Archive for posterior mean

linearity, reversed

Posted in Books, Kids with tags , , , , , on September 19, 2020 by xi'an

While answering a question on X validated on the posterior mean being a weighted sum of the prior mean and of the maximum likelihood estimator, when the weights do not depend on the data, which is true in conjugate natural exponential family settings, I re-read this wonderful 1979 paper of Diaconis & Ylvisaker establishing the converse, namely that when the linear combination holds, the prior need be conjugate! This holds within exponential families, but I cannot think of a reasonable case outside exponential families where the linearity holds (again with constant weights, as otherwise it always holds in dimension one, albeit with weights possibly outside [0,1]).

MAP or mean?!

Posted in Statistics, Travel, University life with tags , , , on March 5, 2014 by xi'an

“A frequent matter of debate in Bayesian inversion is the question, which of the two principle point-estimators, the maximum-a-posteriori (MAP) or the conditional mean (CM) estimate is to be preferred.”

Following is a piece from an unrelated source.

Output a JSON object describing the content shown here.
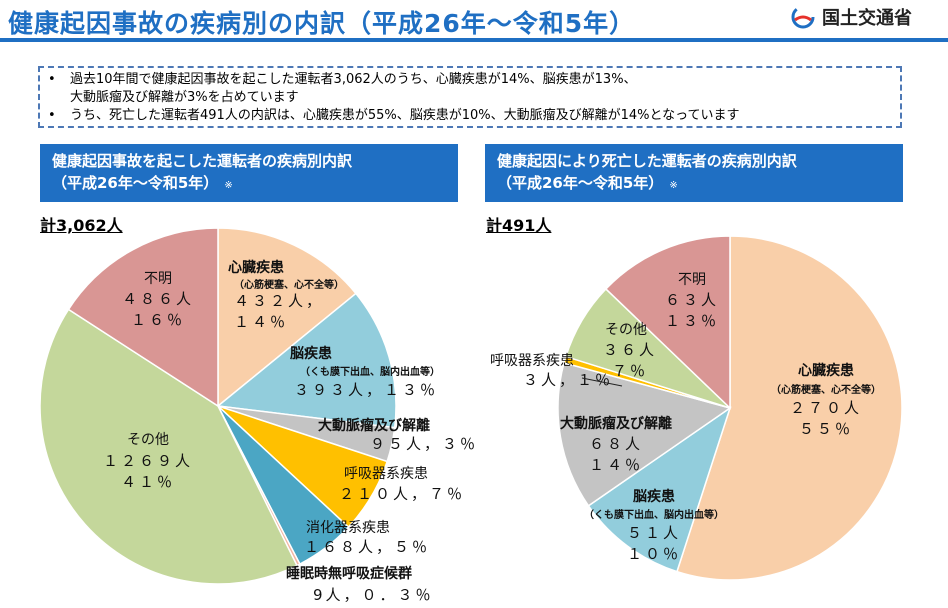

An interesting topic for this arXived paper by Burger and Lucka that I (also) read in the plane to Montréal, even though I do not share the concern that we should pick between those two estimators (only or at all), since what matters is the posterior distribution and the use one makes of it. I thus disagree there is any kind of a “debate concerning the choice of point estimates”. If Bayesian inference reduces to producing a point estimate, this is a regularisation technique and the Bayesian interpretation is both incidental and superfluous.

Maybe the most interesting result in the paper is that the MAP is expressed as a proper Bayes estimator! I was under the opposite impression, mostly because the folklore (and even The Bayesian Core)  have it that it corresponds to a 0-1 loss function does not hold for continuous parameter spaces and also because it seems to conflict with the results of Druihlet and Marin (BA, 2007), who point out that the MAP ultimately depends on the choice of the dominating measure. (Even though the Lebesgue measure is implicitly chosen as the default.) The authors of this arXived paper start with a distance based on the prior; called the Bregman distance. Which may be the quadratic or the entropy distance depending on the prior. Defining a loss function that is a mix of this Bregman distance and of the quadratic distance

||K(\hat u-u)||^2+2D_\pi(\hat u,u)

produces the MAP as the Bayes estimator. So where did the dominating measure go? In fact, nowhere: both the loss function and the resulting estimator are clearly dependent on the choice of the dominating measure… (The loss depends on the prior but this is not a drawback per se!)